Probably the biggest highlight of our time in Valencia was the chance to experience Six Flags Magic Mountain. Although the adults did not have a chance to ride many rides, it was worth it just to see the joy in Aidan and Leo's face as they explored the amusement park for the first time. Shockingly, we discovered that Aidan, who is usually more careful and reserved, is a fearless roller coaster rider! He even held his hands way up in the air, whooping and hollering at every turn. Leo looked petrified during the coasters, yet afterward, professed his love of them, too. And Pax enjoyed his first ride on a real* Merry-Go-Round, and was thrilled! (*The teeny one at the mall doesn't count). Our adventure at the park was another one of those times where I found myself marveling at how much enjoyment can be had in simply watching my children experience something so exciting and novel and fun.

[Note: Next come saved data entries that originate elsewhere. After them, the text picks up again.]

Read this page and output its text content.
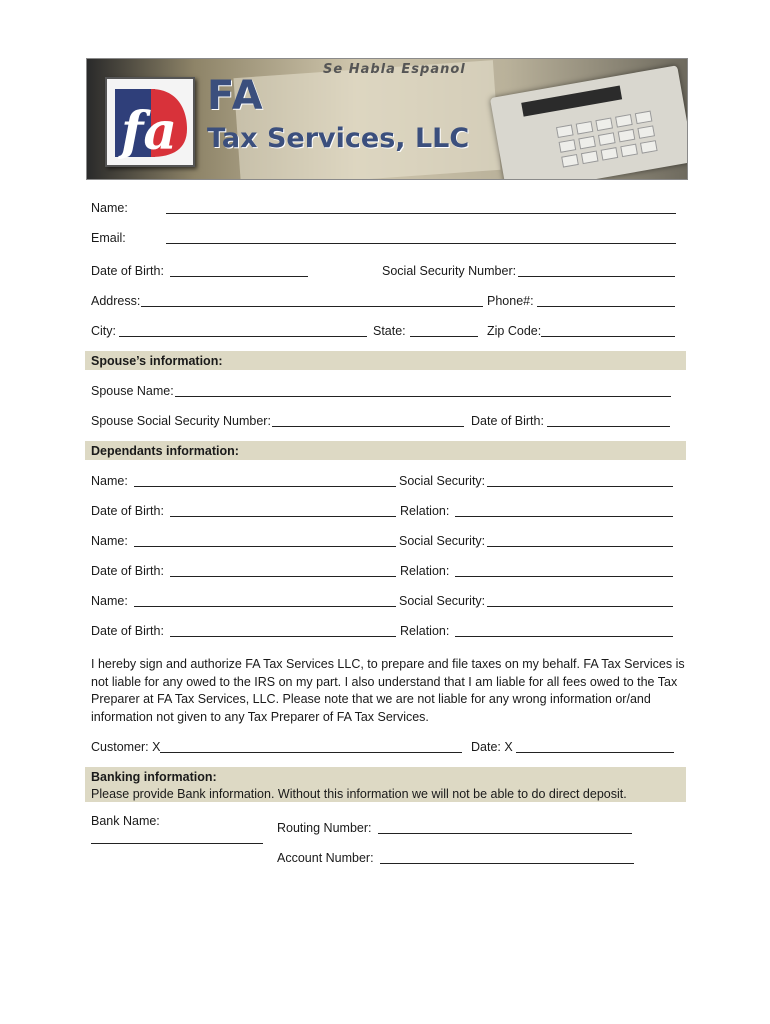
fa
Se Habla Espanol
FA
Tax Services, LLC
Name:
Email:
Date of Birth:	Social Security Number:
Address:	Phone#:
City:	State:	Zip Code:
Spouse’s information:
Spouse Name:
Spouse Social Security Number:	Date of Birth:
Dependants information:
Name:	Social Security:
Date of Birth:	Relation:
Name:	Social Security:
Date of Birth:	Relation:
Name:	Social Security:
Date of Birth:	Relation:
I hereby sign and authorize FA Tax Services LLC, to prepare and file taxes on my behalf. FA Tax Services is not liable for any owed to the IRS on my part. I also understand that I am liable for all fees owed to the Tax Preparer at FA Tax Services, LLC. Please note that we are not liable for any wrong information or/and information not given to any Tax Preparer of FA Tax Services.
Customer: X	Date: X
Banking information:
Please provide Bank information. Without this information we will not be able to do direct deposit.
Bank Name:	Routing Number:
Account Number:
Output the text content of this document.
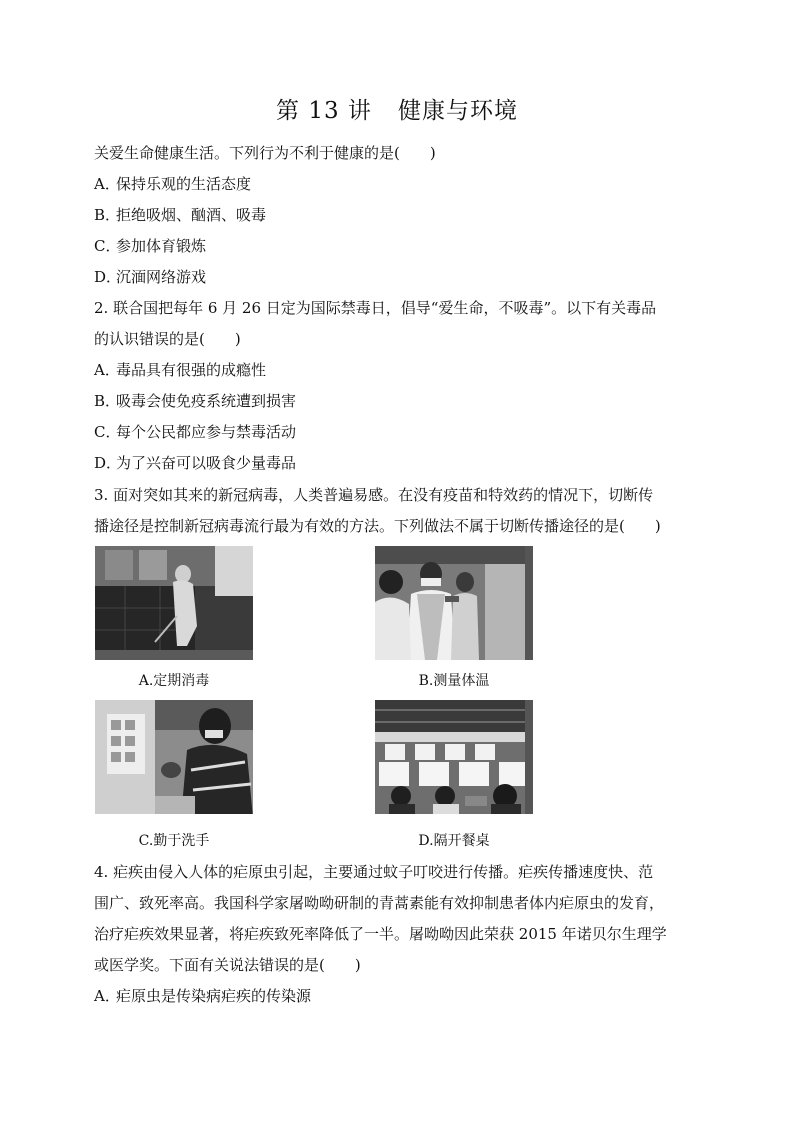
第 13 讲 健康与环境
关爱生命健康生活。下列行为不利于健康的是(　　)
A．保持乐观的生活态度
B．拒绝吸烟、酗酒、吸毒
C．参加体育锻炼
D．沉湎网络游戏
2. 联合国把每年 6 月 26 日定为国际禁毒日，倡导“爱生命，不吸毒”。以下有关毒品
的认识错误的是(　　)
A．毒品具有很强的成瘾性
B．吸毒会使免疫系统遭到损害
C．每个公民都应参与禁毒活动
D．为了兴奋可以吸食少量毒品
3. 面对突如其来的新冠病毒，人类普遍易感。在没有疫苗和特效药的情况下，切断传
播途径是控制新冠病毒流行最为有效的方法。下列做法不属于切断传播途径的是(　　)
A.定期消毒	B.测量体温
C.勤于洗手	D.隔开餐桌
4. 疟疾由侵入人体的疟原虫引起，主要通过蚊子叮咬进行传播。疟疾传播速度快、范
围广、致死率高。我国科学家屠呦呦研制的青蒿素能有效抑制患者体内疟原虫的发育，
治疗疟疾效果显著，将疟疾致死率降低了一半。屠呦呦因此荣获 2015 年诺贝尔生理学
或医学奖。下面有关说法错误的是(　　)
A．疟原虫是传染病疟疾的传染源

Made-from-scratch sticky buns, grilled lemon and garlic shrimp, homemade crabcakes, and fabulous sushi were some of the delicious meals we enjoyed with our hosts. Many of my best recipes come from the Grants, and these culinary treats were no exception. Recently I was watching a show on PBS where they were interviewing an Italian chef, and he described the making and sharing of food not only as pleasure in the food itself but also in the "joy of the table." Indeed, these meals we enjoyed were not just about good food and good drink, but also about good friends gathered together.

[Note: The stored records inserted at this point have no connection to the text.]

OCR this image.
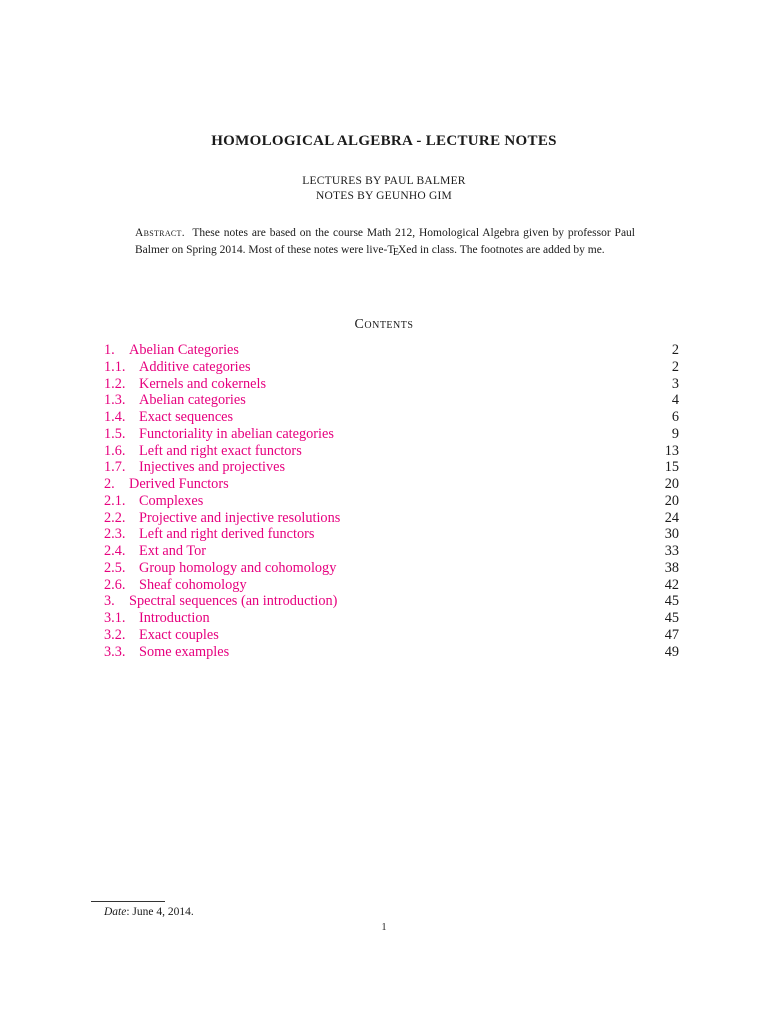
HOMOLOGICAL ALGEBRA - LECTURE NOTES
LECTURES BY PAUL BALMER
NOTES BY GEUNHO GIM
Abstract. These notes are based on the course Math 212, Homological Algebra given by professor Paul Balmer on Spring 2014. Most of these notes were live-$T_EXed$ in class. The footnotes are added by me.
Contents
1. Abelian Categories	2
1.1. Additive categories	2
1.2. Kernels and cokernels	3
1.3. Abelian categories	4
1.4. Exact sequences	6
1.5. Functoriality in abelian categories	9
1.6. Left and right exact functors	13
1.7. Injectives and projectives	15
2. Derived Functors	20
2.1. Complexes	20
2.2. Projective and injective resolutions	24
2.3. Left and right derived functors	30
2.4. Ext and Tor	33
2.5. Group homology and cohomology	38
2.6. Sheaf cohomology	42
3. Spectral sequences (an introduction)	45
3.1. Introduction	45
3.2. Exact couples	47
3.3. Some examples	49
Date: June 4, 2014.
1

Our travel back home was as smooth and seamless as our flights heading out. Home! Few experiences make you appreciate and love your home more than being away from it for a bit. We reveled in our house, our community, and our East Coast, mountain view setting for days. Reuniting with our friends and reconnecting with family, I felt a deep sense of peace and happiness about the choice we have made to live here, in this friendly, comfortable lake community and in such close proximity to my parents. I love going to the grocery store where my kids talk to Miss Mary and Miss Linda as they bag our food. I love how the small business owners here greet me by name. I love heading to the park and knowing - or at least recognizing - most of the moms there. I love that our kids can walk through the "secret trail" to their grandparents' house. I love our small town, I love the familiarity and the safety and the security we feel. I love the trees, the mountains, the lake, the nearby rivers, the four distinct seasons. As much as we love our California friends and family, and love the time we spend visiting them, we know now more than ever that our roots are firmly planted here in the deep red clay of Virginia.